老いのひとこと

イメージ 1



義母の妹さんに当たるお方がかほく市の高松町に居られ嘗てはご主人とご一緒にブドウ園を営まれた。


でも、今や完全にリタイヤなされ御二人とも仲良く特養老人ホームに身を寄せていられる。


ともに91歳の御高齢で特にご主人は視力は全く奪われ聴力も補聴器が役立たずに重度の身障者でいられるのです。


そこへ以って最近は認知症の症状が顕著になられてまさに三重苦に苛まれていらっしゃるという。

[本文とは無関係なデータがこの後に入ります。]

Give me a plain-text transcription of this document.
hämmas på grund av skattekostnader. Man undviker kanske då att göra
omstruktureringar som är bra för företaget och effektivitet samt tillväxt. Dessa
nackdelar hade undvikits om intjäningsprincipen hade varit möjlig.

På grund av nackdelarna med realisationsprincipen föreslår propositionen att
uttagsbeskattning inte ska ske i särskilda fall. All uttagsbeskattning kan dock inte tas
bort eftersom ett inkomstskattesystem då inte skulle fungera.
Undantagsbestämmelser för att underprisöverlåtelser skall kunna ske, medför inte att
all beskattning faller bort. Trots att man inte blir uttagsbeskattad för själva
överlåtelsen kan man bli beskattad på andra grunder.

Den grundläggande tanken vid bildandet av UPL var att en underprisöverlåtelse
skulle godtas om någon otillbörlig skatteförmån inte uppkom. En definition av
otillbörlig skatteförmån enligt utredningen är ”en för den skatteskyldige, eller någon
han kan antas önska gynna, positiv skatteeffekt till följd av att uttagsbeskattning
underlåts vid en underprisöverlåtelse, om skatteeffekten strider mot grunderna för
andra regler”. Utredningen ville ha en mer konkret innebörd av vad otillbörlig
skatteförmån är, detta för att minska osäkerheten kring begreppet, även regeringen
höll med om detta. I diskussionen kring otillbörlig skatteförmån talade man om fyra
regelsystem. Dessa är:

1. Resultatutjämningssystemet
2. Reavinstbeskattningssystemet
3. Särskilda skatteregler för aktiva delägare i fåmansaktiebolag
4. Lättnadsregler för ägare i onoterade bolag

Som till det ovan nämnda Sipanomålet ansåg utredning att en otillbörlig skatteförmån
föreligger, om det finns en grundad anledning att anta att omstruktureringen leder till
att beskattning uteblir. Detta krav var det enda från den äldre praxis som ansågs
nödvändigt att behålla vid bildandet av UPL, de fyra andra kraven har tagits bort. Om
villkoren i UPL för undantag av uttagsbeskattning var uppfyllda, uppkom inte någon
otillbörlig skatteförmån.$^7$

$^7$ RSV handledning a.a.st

大阪から義妹も飛んできて家内共々御二人を見舞ったのです。


当初は何処となく澱んだ雰囲気の中に佇むイメージしかなかったのだがどうしてどうして至って明るく開放的ではないか広々とした個室が宛がわれ浴室も中々の充実ぶりに驚きました。


介護ヘルパーさんの数も笑顔の振り撒きかたもとても洗練されていて気持ちが良かった。


会話が成立する叔母さんと家内たちは楽しそうに歓談していたのだがその間、叔父さんは幼子のように


何かしら大きな声を発していられたのです。


時折り、此の叔父さんは叔母さんに「あんた何時 ( いつ )帰るのか」という。


二人共に入所しているのに叔母さんに家に帰らないでほしい、もう一晩此処に泊まっていってほしい。


帰るのは明日の朝の8時か9時ころしてほしいとせがむようにおねだりするのです。


幼子が母親に甘えているようにも聞こえる。


恐らく、此の叔父さんは躰全身に不自由を囲い寂寥感に苛まれ打ちひしがれていられるのでありましょう。


赤子のように素直に自分の思ひを口に出されたのです。


高齢化社会の裏窓から事の真相を垣間見たのです。


小便を2回訴えました、大便も訴えました。


訴えられるだけでもこれは軽症の類いなのでしょう。


小便大便と標準語ではないか、わたしだってこんな奇麗で上品な言葉を知らないのです。


その内に、叔父さんは「あんたらもう用がないがかいね、、あんたら用がないのなら早う帰っまっしと」あからさまに何のおくびもなく堂々と大きなお声で口走ったのです。


決して笑い事ではありません、「今日は人の上明日はわが身の上」と云うではありませんか。


これは絶対に他人事では済まされません。